Open your mouth and utter the word ‘soccer’. Then take cover. This exercise is
not to be undertaken lightly.
You’ll be surprised just how irate they get. ‘Soccer’, they’ll tell you, is another
one of those ‘ugly Americanisms’. But, like so many people who rail against
‘ugly Americanisms’, they’ll be wrong. ‘Soccer’ is as English as spotted dick.
Responsible Victorians in 1863, needing an abbreviation for their new form of
entertainment, Association Football, to put up against Rugby Football’s ‘rugger’,
decided not to go with the more logical first choice but plumped instead for
‘soccer’. And the rather strange name spread around the world.
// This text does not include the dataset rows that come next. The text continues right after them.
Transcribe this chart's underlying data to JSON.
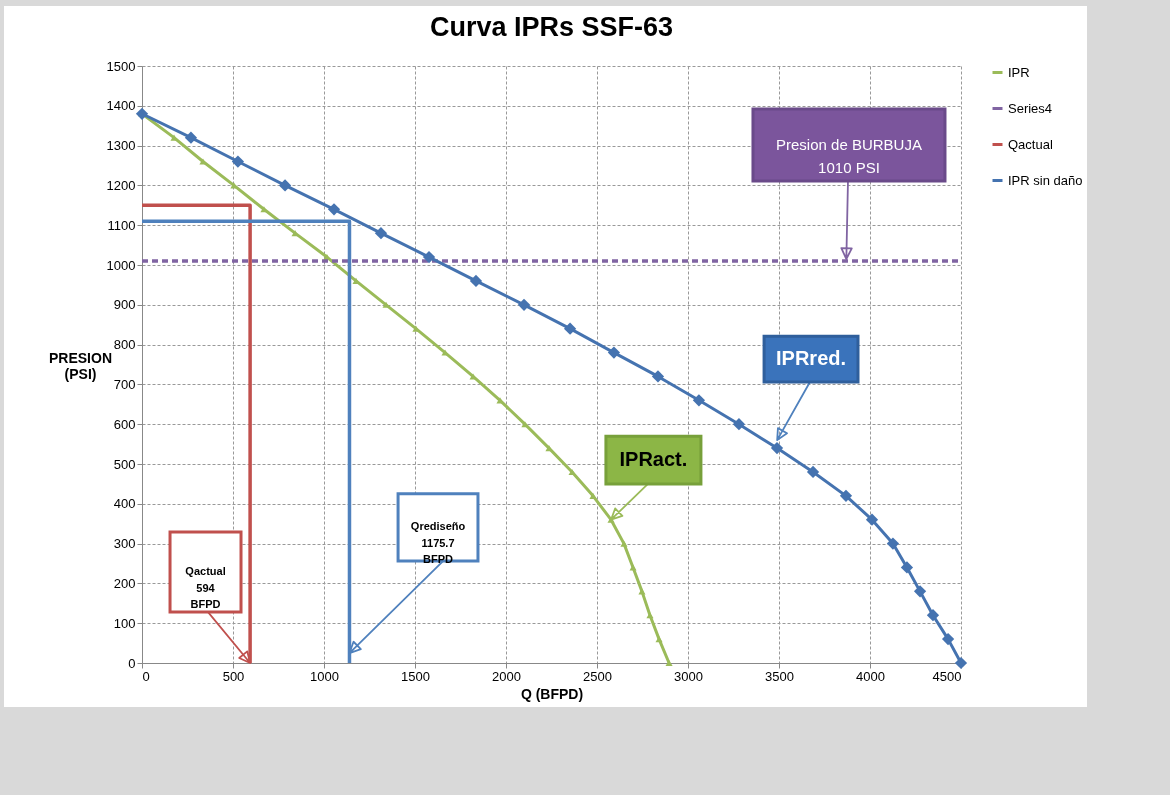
{
  "chart_data": {
    "type": "line",
    "title": "Curva IPRs  SSF-63",
    "xlabel": "Q (BFPD)",
    "ylabel": "PRESION (PSI)",
    "xlim": [
      0,
      4500
    ],
    "xticks": [
      0,
      500,
      1000,
      1500,
      2000,
      2500,
      3000,
      3500,
      4000,
      4500
    ],
    "ylim": [
      0,
      1500
    ],
    "yticks": [
      0,
      100,
      200,
      300,
      400,
      500,
      600,
      700,
      800,
      900,
      1000,
      1100,
      1200,
      1300,
      1400,
      1500
    ],
    "grid": true,
    "legend": "right",
    "series": [
      {
        "name": "IPR",
        "color": "#9bbb59",
        "marker": "triangle",
        "line_style": "solid",
        "x": [
          0,
          176,
          335,
          505,
          670,
          841,
          1016,
          1176,
          1341,
          1505,
          1665,
          1819,
          1967,
          2104,
          2236,
          2363,
          2478,
          2577,
          2648,
          2698,
          2747,
          2791,
          2841,
          2896
        ],
        "values": [
          1380,
          1320,
          1260,
          1200,
          1140,
          1080,
          1020,
          960,
          900,
          840,
          780,
          720,
          660,
          600,
          540,
          480,
          420,
          360,
          300,
          240,
          180,
          120,
          60,
          0
        ]
      },
      {
        "name": "Series4",
        "color": "#8064a2",
        "marker": "none",
        "line_style": "dashed",
        "x": [
          0,
          4500
        ],
        "values": [
          1010,
          1010
        ]
      },
      {
        "name": "Qactual",
        "color": "#c0504d",
        "marker": "none",
        "line_style": "solid",
        "x": [
          0,
          594,
          594
        ],
        "values": [
          1150,
          1150,
          0
        ]
      },
      {
        "name": "IPR sin daño",
        "color": "#4573b0",
        "marker": "diamond",
        "line_style": "solid",
        "x": [
          0,
          269,
          527,
          786,
          1055,
          1313,
          1577,
          1835,
          2099,
          2352,
          2593,
          2835,
          3060,
          3280,
          3489,
          3687,
          3868,
          4011,
          4126,
          4203,
          4275,
          4346,
          4429,
          4500
        ],
        "values": [
          1380,
          1320,
          1260,
          1200,
          1140,
          1080,
          1020,
          960,
          900,
          840,
          780,
          720,
          660,
          600,
          540,
          480,
          420,
          360,
          300,
          240,
          180,
          120,
          60,
          0
        ]
      },
      {
        "color": "#4f81bd",
        "marker": "none",
        "line_style": "solid",
        "x": [
          0,
          1140,
          1140
        ],
        "values": [
          1110,
          1110,
          0
        ]
      }
    ],
    "annotations": [
      {
        "text": "Presion de  BURBUJA\n1010 PSI",
        "x": 3870,
        "y": 1015
      },
      {
        "text": "IPRred.",
        "x": 3490,
        "y": 560
      },
      {
        "text": "IPRact.",
        "x": 2577,
        "y": 360
      },
      {
        "text": "Qactual\n594\nBFPD",
        "x": 594,
        "y": 0
      },
      {
        "text": "Qrediseño\n1175.7\nBFPD",
        "x": 1140,
        "y": 25
      }
    ]
  }
}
It would be another 18 years before anyone referred to the game as simply ‘football’ and, even so, ‘soccer’ remained in popular usage for another hundred years. It was only in the 1980s, when Chris Waddle’s haircut shocked everyone into a wholesale restructuring of the game, that ‘soccer’ fell out of favour in Britain. They kept using it in America, though, where the mullet was yet to be deemed a criminal offence, and hence the misconception that ‘soccer’ originated across the pond.
So enjoy the soccer tomorrow. May the boldest team win.